Le New York Times a publié mardi une enquête affirmant qu’Adam Back, cryptographe britannique et figure de longue date de la communauté Bitcoin, est le candidat le plus crédible à ce jour pour Satoshi Nakamoto – l’inventeur pseudonyme de Bitcoin.
Back a nié cette affirmation avant la publication de l’article, l’a niée dans l’article et l’a de nouveau niée dans un message public sur X après la publication.
« Je ne suis pas satoshi, mais j’ai été très tôt concentré sur les implications sociétales positives de la cryptographie, de la confidentialité en ligne et de l’argent électronique, d’où mon intérêt actif depuis 1992 pour la recherche appliquée sur l’argent électronique, la technologie de confidentialité sur la liste des cypherpunks qui a conduit au hashcash et à d’autres idées », a écrit Back sur X.
L’enquête du Times s’appuie sur l’analyse textuelle d’anciens e-mails et messages de forum. La méthodologie se concentre sur les modèles d’écriture, y compris l’utilisation de doubles traits d’union et les conventions orthographiques britanniques. Le Times a noté que les premiers chercheurs avaient exploré des concepts tels que les systèmes peer-to-peer, la preuve de travail et les modèles de routage qui ressemblaient à des prototypes pour Bitcoin, et que les écrits archivés de Back contenaient une forte densité de ces chevauchements.

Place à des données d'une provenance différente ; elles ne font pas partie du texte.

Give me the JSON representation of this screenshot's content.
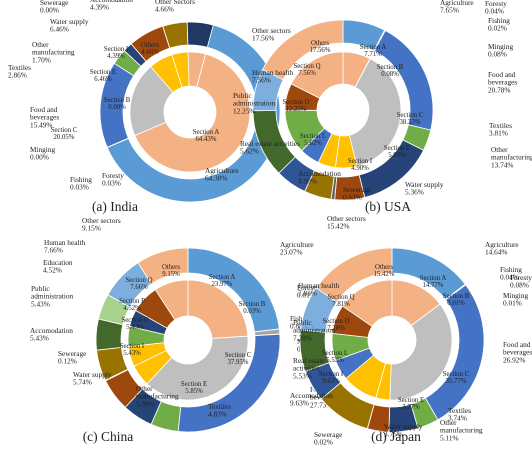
{
  "chart_data": [
    {
      "type": "pie",
      "caption": "(a)  India",
      "outer": [
        {
          "name": "Agriculture",
          "value": 64.38,
          "text": "Agriculture\n64.38%"
        },
        {
          "name": "Foresty",
          "value": 0.03,
          "text": "Foresty\n0.03%"
        },
        {
          "name": "Fishing",
          "value": 0.03,
          "text": "Fishing\n0.03%"
        },
        {
          "name": "Minging",
          "value": 0.0,
          "text": "Minging\n0.00%"
        },
        {
          "name": "Food and beverages",
          "value": 15.49,
          "text": "Food and\nbeverages\n15.49%"
        },
        {
          "name": "Textiles",
          "value": 2.86,
          "text": "Textiles\n2.86%"
        },
        {
          "name": "Other manufacturing",
          "value": 1.7,
          "text": "Other\nmanufacturing\n1.70%"
        },
        {
          "name": "Water supply",
          "value": 6.46,
          "text": "Water supply\n6.46%"
        },
        {
          "name": "Sewerage",
          "value": 0.0,
          "text": "Sewerage\n0.00%"
        },
        {
          "name": "Accomodation",
          "value": 4.39,
          "text": "Accomodation\n4.39%"
        },
        {
          "name": "Other Sectors",
          "value": 4.66,
          "text": "Other Sectors\n4.66%"
        }
      ],
      "inner": [
        {
          "name": "Section A",
          "value": 64.43,
          "text": "Section A\n64.43%"
        },
        {
          "name": "Section B",
          "value": 0.0,
          "text": "Section B\n0.00%"
        },
        {
          "name": "Section C",
          "value": 20.05,
          "text": "Section C\n20.05%"
        },
        {
          "name": "Section E",
          "value": 6.46,
          "text": "Section E\n6.46%"
        },
        {
          "name": "Section I",
          "value": 4.39,
          "text": "Section I\n4.39%"
        },
        {
          "name": "Others",
          "value": 4.66,
          "text": "Others\n4.66%"
        }
      ]
    },
    {
      "type": "pie",
      "caption": "(b)  USA",
      "outer": [
        {
          "name": "Agriculture",
          "value": 7.65,
          "text": "Agriculture\n7.65%"
        },
        {
          "name": "Foresty",
          "value": 0.04,
          "text": "Foresty\n0.04%"
        },
        {
          "name": "Fishing",
          "value": 0.02,
          "text": "Fishing\n0.02%"
        },
        {
          "name": "Minging",
          "value": 0.08,
          "text": "Minging\n0.08%"
        },
        {
          "name": "Food and beverages",
          "value": 20.78,
          "text": "Food and\nbeverages\n20.78%"
        },
        {
          "name": "Textiles",
          "value": 3.81,
          "text": "Textiles\n3.81%"
        },
        {
          "name": "Other manufacturing",
          "value": 13.74,
          "text": "Other\nmanufacturing\n13.74%"
        },
        {
          "name": "Water supply",
          "value": 5.36,
          "text": "Water supply\n5.36%"
        },
        {
          "name": "Sewerage",
          "value": 0.63,
          "text": "Sewerage\n0.63%"
        },
        {
          "name": "Accomodation",
          "value": 4.9,
          "text": "Accomodation\n4.90%"
        },
        {
          "name": "Real estate activities",
          "value": 5.62,
          "text": "Real estate activities\n5.62%"
        },
        {
          "name": "Public administration",
          "value": 12.25,
          "text": "Public\nadministration\n12.25%"
        },
        {
          "name": "Human health",
          "value": 7.56,
          "text": "Human health\n7.56%"
        },
        {
          "name": "Other sectors",
          "value": 17.56,
          "text": "Other sectors\n17.56%"
        }
      ],
      "inner": [
        {
          "name": "Section A",
          "value": 7.71,
          "text": "Section A\n7.71%"
        },
        {
          "name": "Section B",
          "value": 0.08,
          "text": "Section B\n0.08%"
        },
        {
          "name": "Section C",
          "value": 38.33,
          "text": "Section C\n38.33%"
        },
        {
          "name": "Section E",
          "value": 5.99,
          "text": "Section E\n5.99%"
        },
        {
          "name": "Section I",
          "value": 4.9,
          "text": "Section I\n4.90%"
        },
        {
          "name": "Section L",
          "value": 5.62,
          "text": "Section L\n5.62%"
        },
        {
          "name": "Section O",
          "value": 12.25,
          "text": "Section O\n12.25%"
        },
        {
          "name": "Section Q",
          "value": 7.56,
          "text": "Section Q\n7.56%"
        },
        {
          "name": "Others",
          "value": 17.56,
          "text": "Others\n17.56%"
        }
      ]
    },
    {
      "type": "pie",
      "caption": "(c) China",
      "outer": [
        {
          "name": "Agriculture",
          "value": 23.07,
          "text": "Agriculture\n23.07%"
        },
        {
          "name": "Foresty",
          "value": 0.01,
          "text": "Foresty\n0.01%"
        },
        {
          "name": "Fishing",
          "value": 0.88,
          "text": "Fishing\n0.88%"
        },
        {
          "name": "Minging",
          "value": 0.03,
          "text": "Minging\n0.03%"
        },
        {
          "name": "Food and beverages",
          "value": 27.73,
          "text": "Food and\nbeverages\n27.73%"
        },
        {
          "name": "Textiles",
          "value": 4.83,
          "text": "Textiles\n4.83%"
        },
        {
          "name": "Other manufacturing",
          "value": 5.39,
          "text": "Other\nmanufacturing\n5.39%"
        },
        {
          "name": "Water supply",
          "value": 5.74,
          "text": "Water supply\n5.74%"
        },
        {
          "name": "Sewerage",
          "value": 0.12,
          "text": "Sewerage\n0.12%"
        },
        {
          "name": "Accomodation",
          "value": 5.43,
          "text": "Accomodation\n5.43%"
        },
        {
          "name": "Public administration",
          "value": 5.43,
          "text": "Public\nadministration\n5.43%"
        },
        {
          "name": "Education",
          "value": 4.52,
          "text": "Education\n4.52%"
        },
        {
          "name": "Human health",
          "value": 7.66,
          "text": "Human health\n7.66%"
        },
        {
          "name": "Other sectors",
          "value": 9.15,
          "text": "Other sectors\n9.15%"
        }
      ],
      "inner": [
        {
          "name": "Section A",
          "value": 23.97,
          "text": "Section A\n23.97%"
        },
        {
          "name": "Section B",
          "value": 0.03,
          "text": "Section B\n0.03%"
        },
        {
          "name": "Section C",
          "value": 37.95,
          "text": "Section C\n37.95%"
        },
        {
          "name": "Section E",
          "value": 5.85,
          "text": "Section E\n5.85%"
        },
        {
          "name": "Section I",
          "value": 5.43,
          "text": "Section I\n5.43%"
        },
        {
          "name": "Section O",
          "value": 5.43,
          "text": "Section O\n5.43%"
        },
        {
          "name": "Section P",
          "value": 4.52,
          "text": "Section P\n4.52%"
        },
        {
          "name": "Section Q",
          "value": 7.66,
          "text": "Section Q\n7.66%"
        },
        {
          "name": "Others",
          "value": 9.15,
          "text": "Others\n9.15%"
        }
      ]
    },
    {
      "type": "pie",
      "caption": "(d) Japan",
      "outer": [
        {
          "name": "Agriculture",
          "value": 14.64,
          "text": "Agriculture\n14.64%"
        },
        {
          "name": "Fishing",
          "value": 0.04,
          "text": "Fishing\n0.04%"
        },
        {
          "name": "Foresty",
          "value": 0.08,
          "text": "Foresty\n0.08%"
        },
        {
          "name": "Minging",
          "value": 0.01,
          "text": "Minging\n0.01%"
        },
        {
          "name": "Food and beverages",
          "value": 26.92,
          "text": "Food and\nbeverages\n26.92%"
        },
        {
          "name": "Textiles",
          "value": 3.74,
          "text": "Textiles\n3.74%"
        },
        {
          "name": "Other manufacturing",
          "value": 5.11,
          "text": "Other\nmanufacturing\n5.11%"
        },
        {
          "name": "Water supply",
          "value": 3.75,
          "text": "Water supply\n3.75%"
        },
        {
          "name": "Sewerage",
          "value": 0.02,
          "text": "Sewerage\n0.02%"
        },
        {
          "name": "Accomodation",
          "value": 9.63,
          "text": "Accomodation\n9.63%"
        },
        {
          "name": "Real estate activities",
          "value": 5.53,
          "text": "Real estate\nactivities\n5.53%"
        },
        {
          "name": "Public administration",
          "value": 7.28,
          "text": "Public\nadministration\n7.28%"
        },
        {
          "name": "Human health",
          "value": 7.81,
          "text": "Human health\n7.81%"
        },
        {
          "name": "Other sectors",
          "value": 15.42,
          "text": "Other sectors\n15.42%"
        }
      ],
      "inner": [
        {
          "name": "Section A",
          "value": 14.77,
          "text": "Section A\n14.77%"
        },
        {
          "name": "Section B",
          "value": 0.01,
          "text": "Section B\n0.01%"
        },
        {
          "name": "Section C",
          "value": 35.77,
          "text": "Section C\n35.77%"
        },
        {
          "name": "Section E",
          "value": 3.77,
          "text": "Section E\n3.77%"
        },
        {
          "name": "Section I",
          "value": 9.63,
          "text": "Section I\n9.63%"
        },
        {
          "name": "Section L",
          "value": 5.53,
          "text": "Section L\n5.53%"
        },
        {
          "name": "Section O",
          "value": 7.28,
          "text": "Section O\n7.28%"
        },
        {
          "name": "Section Q",
          "value": 7.81,
          "text": "Section Q\n7.81%"
        },
        {
          "name": "Others",
          "value": 15.42,
          "text": "Others\n15.42%"
        }
      ]
    }
  ],
  "colors": {
    "Agriculture": "#5b9bd5",
    "Foresty": "#f4b183",
    "Fishing": "#a5a5a5",
    "Minging": "#ffc000",
    "Food and beverages": "#4472c4",
    "Textiles": "#70ad47",
    "Other manufacturing": "#264478",
    "Water supply": "#9e480e",
    "Sewerage": "#636363",
    "Accomodation": "#997300",
    "Real estate activities": "#2f5597",
    "Public administration": "#43682b",
    "Human health": "#7cafdd",
    "Education": "#a9d18e",
    "Other sectors": "#f4b183",
    "Other Sectors": "#1f3864",
    "Section A": "#f4b183",
    "Section B": "#a5a5a5",
    "Section C": "#bfbfbf",
    "Section E": "#ffc000",
    "Section I": "#ffc000",
    "Section L": "#4472c4",
    "Section O": "#70ad47",
    "Section P": "#264478",
    "Section Q": "#9e480e",
    "Others": "#f4b183"
  }
}
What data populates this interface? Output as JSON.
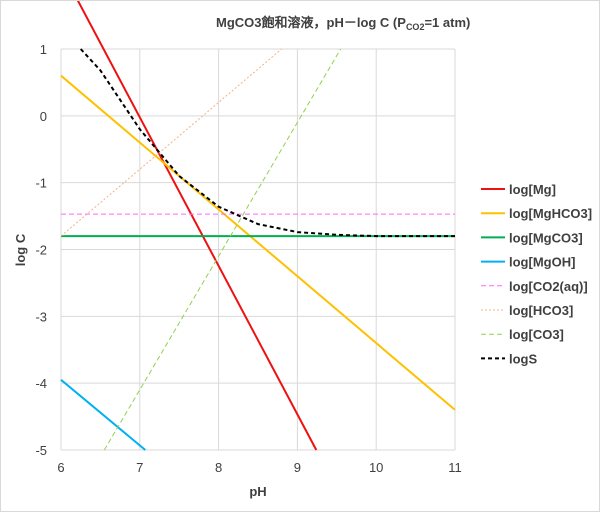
{
  "chart_data": {
    "type": "line",
    "title": "MgCO3飽和溶液，pH－log C (P",
    "title_sub": "CO2",
    "title_end": "=1 atm)",
    "xlabel": "pH",
    "ylabel": "log C",
    "xlim": [
      6,
      11
    ],
    "ylim": [
      -5,
      1
    ],
    "xticks": [
      "6",
      "7",
      "8",
      "9",
      "10",
      "11"
    ],
    "yticks": [
      "1",
      "0",
      "-1",
      "-2",
      "-3",
      "-4",
      "-5"
    ],
    "grid": true,
    "legend_position": "right",
    "series": [
      {
        "name": "log[Mg]",
        "color": "#ee1111",
        "style": "solid",
        "width": 2,
        "x": [
          6,
          9.24
        ],
        "y": [
          2.2,
          -5
        ]
      },
      {
        "name": "log[MgHCO3]",
        "color": "#ffc000",
        "style": "solid",
        "width": 2,
        "x": [
          6,
          11
        ],
        "y": [
          0.6,
          -4.4
        ]
      },
      {
        "name": "log[MgCO3]",
        "color": "#00b050",
        "style": "solid",
        "width": 2,
        "x": [
          6,
          11
        ],
        "y": [
          -1.8,
          -1.8
        ]
      },
      {
        "name": "log[MgOH]",
        "color": "#00b0f0",
        "style": "solid",
        "width": 2,
        "x": [
          6,
          7.07
        ],
        "y": [
          -3.95,
          -5
        ]
      },
      {
        "name": "log[CO2(aq)]",
        "color": "#ff66ff",
        "style": "dashed",
        "width": 1,
        "x": [
          6,
          11
        ],
        "y": [
          -1.47,
          -1.47
        ]
      },
      {
        "name": "log[HCO3]",
        "color": "#f4b183",
        "style": "dotted",
        "width": 1,
        "x": [
          6,
          8.8
        ],
        "y": [
          -1.8,
          1
        ]
      },
      {
        "name": "log[CO3]",
        "color": "#92d050",
        "style": "dashed",
        "width": 1,
        "x": [
          6.55,
          9.55
        ],
        "y": [
          -5,
          1
        ]
      },
      {
        "name": "logS",
        "color": "#000000",
        "style": "dashed",
        "width": 2,
        "x": [
          6.25,
          6.5,
          7.0,
          7.5,
          8.0,
          8.5,
          9.0,
          9.5,
          10.0,
          11.0
        ],
        "y": [
          1.0,
          0.68,
          -0.2,
          -0.9,
          -1.36,
          -1.62,
          -1.74,
          -1.78,
          -1.8,
          -1.8
        ]
      }
    ]
  }
}
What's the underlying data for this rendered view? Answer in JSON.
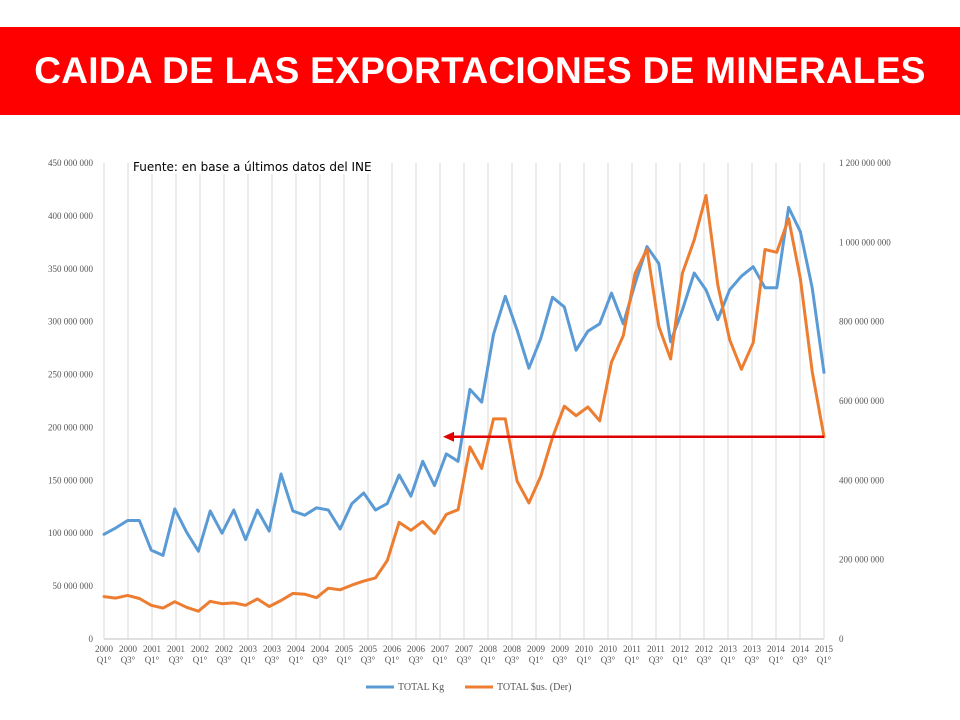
{
  "slide": {
    "title": "CAIDA DE LAS EXPORTACIONES DE MINERALES",
    "source_note": "Fuente: en base a últimos datos del INE"
  },
  "chart_data": {
    "type": "line",
    "title": "",
    "y_left_ticks": [
      "0",
      "50 000 000",
      "100 000 000",
      "150 000 000",
      "200 000 000",
      "250 000 000",
      "300 000 000",
      "350 000 000",
      "400 000 000",
      "450 000 000"
    ],
    "y_right_ticks": [
      "0",
      "200 000 000",
      "400 000 000",
      "600 000 000",
      "800 000 000",
      "1 000 000 000",
      "1 200 000 000"
    ],
    "ylim_left": [
      0,
      450000000
    ],
    "ylim_right": [
      0,
      1200000000
    ],
    "x_tick_labels": [
      [
        "2000",
        "Q1°"
      ],
      [
        "2000",
        "Q3°"
      ],
      [
        "2001",
        "Q1°"
      ],
      [
        "2001",
        "Q3°"
      ],
      [
        "2002",
        "Q1°"
      ],
      [
        "2002",
        "Q3°"
      ],
      [
        "2003",
        "Q1°"
      ],
      [
        "2003",
        "Q3°"
      ],
      [
        "2004",
        "Q1°"
      ],
      [
        "2004",
        "Q3°"
      ],
      [
        "2005",
        "Q1°"
      ],
      [
        "2005",
        "Q3°"
      ],
      [
        "2006",
        "Q1°"
      ],
      [
        "2006",
        "Q3°"
      ],
      [
        "2007",
        "Q1°"
      ],
      [
        "2007",
        "Q3°"
      ],
      [
        "2008",
        "Q1°"
      ],
      [
        "2008",
        "Q3°"
      ],
      [
        "2009",
        "Q1°"
      ],
      [
        "2009",
        "Q3°"
      ],
      [
        "2010",
        "Q1°"
      ],
      [
        "2010",
        "Q3°"
      ],
      [
        "2011",
        "Q1°"
      ],
      [
        "2011",
        "Q3°"
      ],
      [
        "2012",
        "Q1°"
      ],
      [
        "2012",
        "Q3°"
      ],
      [
        "2013",
        "Q1°"
      ],
      [
        "2013",
        "Q3°"
      ],
      [
        "2014",
        "Q1°"
      ],
      [
        "2014",
        "Q3°"
      ],
      [
        "2015",
        "Q1°"
      ]
    ],
    "grid": "vertical",
    "legend_position": "bottom",
    "series": [
      {
        "name": "TOTAL Kg",
        "axis": "left",
        "color": "#5b9bd5",
        "values": [
          99,
          105,
          112,
          112,
          84,
          79,
          123,
          101,
          83,
          121,
          100,
          122,
          94,
          122,
          102,
          156,
          121,
          117,
          124,
          122,
          104,
          128,
          138,
          122,
          128,
          155,
          135,
          168,
          145,
          175,
          168,
          236,
          224,
          288,
          324,
          292,
          256,
          284,
          323,
          314,
          273,
          291,
          298,
          327,
          298,
          336,
          371,
          355,
          281,
          311,
          346,
          330,
          302,
          330,
          343,
          352,
          332,
          332,
          408,
          385,
          332,
          252
        ]
      },
      {
        "name": "TOTAL $us. (Der)",
        "axis": "right",
        "color": "#ed7d31",
        "values": [
          107,
          103,
          110,
          102,
          85,
          78,
          94,
          80,
          70,
          95,
          89,
          91,
          85,
          101,
          82,
          97,
          115,
          113,
          104,
          128,
          124,
          136,
          146,
          154,
          198,
          294,
          274,
          296,
          266,
          314,
          326,
          484,
          430,
          555,
          555,
          398,
          343,
          410,
          508,
          587,
          563,
          585,
          550,
          698,
          765,
          922,
          983,
          788,
          706,
          922,
          1006,
          1118,
          893,
          755,
          680,
          747,
          982,
          975,
          1060,
          908,
          674,
          510
        ]
      }
    ]
  }
}
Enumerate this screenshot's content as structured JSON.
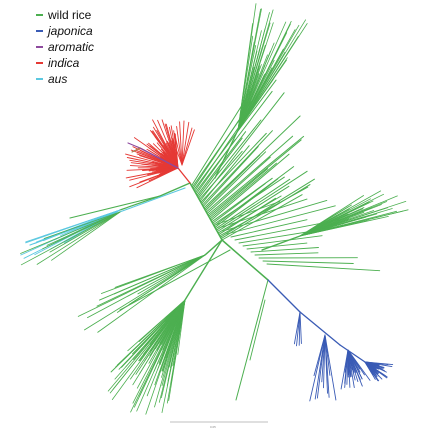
{
  "legend": {
    "items": [
      {
        "label": "wild rice",
        "color": "#4caf50",
        "italic": false
      },
      {
        "label": "japonica",
        "color": "#3a5bb5",
        "italic": true
      },
      {
        "label": "aromatic",
        "color": "#8e4a9e",
        "italic": true
      },
      {
        "label": "indica",
        "color": "#e53935",
        "italic": true
      },
      {
        "label": "aus",
        "color": "#5bc8e0",
        "italic": true
      }
    ]
  },
  "scale_bar": {
    "label": "0.05"
  },
  "colors": {
    "wild": "#4caf50",
    "japonica": "#3a5bb5",
    "aromatic": "#8e4a9e",
    "indica": "#e53935",
    "aus": "#5bc8e0",
    "scale": "#cccccc"
  }
}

Back, qui a développé Hashcash en 1997 – un système de preuve de travail incorporé plus tard dans la conception de Bitcoin – a reconnu les similitudes au niveau de la surface, mais a proposé un compteur structurel.
Parce qu’il a longuement écrit sur la liste de diffusion cypherpunks sur l’argent électronique et la confidentialité à partir de 1992 environ, a-t-il soutenu, ses anciens écrits sont tout simplement plus faciles à comparer à ceux de Satoshi que ceux de contributeurs qui ont publié beaucoup moins.
« Le reste est une combinaison de coïncidences et de phrases similaires provenant de personnes ayant une expérience et des intérêts similaires », a écrit Back sur X.
Il a également abordé un passage spécifique de l’article du Times qui traitait l’une de ses remarques lors d’une interview avec un journaliste comme une possible erreur. Back a déclaré que le commentaire concernait un biais de confirmation dans le processus de recherche, et non une auto-divulgation accidentelle.
Adam Back et la revendication d’identité de Satoshi font face au scepticisme
Le rapport n’a produit aucune preuve documentaire : aucune démonstration de clé privée, aucune communication directe vérifiée depuis l’adresse du portefeuille de Satoshi et aucun témoin corroborant dans le dossier. L’affaire repose sur l’analyse stylométrique et la correspondance de modèles, des outils qui ont un réel poids analytique mais qui n’ont pas, dans les enquêtes antérieures de Satoshi, produit des conclusions acceptées par la communauté Bitcoin au sens large.
Plusieurs voix crédibles ont exprimé leur scepticisme. Joe Weisenthal, chroniqueur de Bloomberg et co-animateur du podcast Odd Lots, a déclaré qu’il n’était « pas convaincu à 100 % par les preuves ou la conclusion ». Il a noté que les opinions politiques partagées sur la confidentialité et l’architecture Internet étaient courantes dans la cohorte cypherpunk et ne ciblaient personne en particulier. Il a également souligné que les habitudes de césure varient et constituent une base fragile pour l’attribution.
Nicholas Gregory, l’un des premiers participants à Bitcoin au Royaume-Uni, a déclaré qu’il ne croyait pas que Back était Satoshi sur la base d’interactions personnelles, selon CoinDesk rapport. Il a également soulevé une préoccupation pratique : l’identification publique de la personne derrière le pseudonyme, quelle qu’elle soit, pourrait mettre cette personne et sa famille en danger physique. Selon l’échange crypto Arkham, les avoirs Bitcoin de Satoshi valent environ 73 milliards de dollars.
Ce n’est pas la première fois qu’un grand média croit avoir résolu le mystère. Un documentaire de 2024 a pointé du doigt le développeur Peter Todd, qui a également nié cette affirmation et dont le cas n’a finalement pas réussi à convaincre.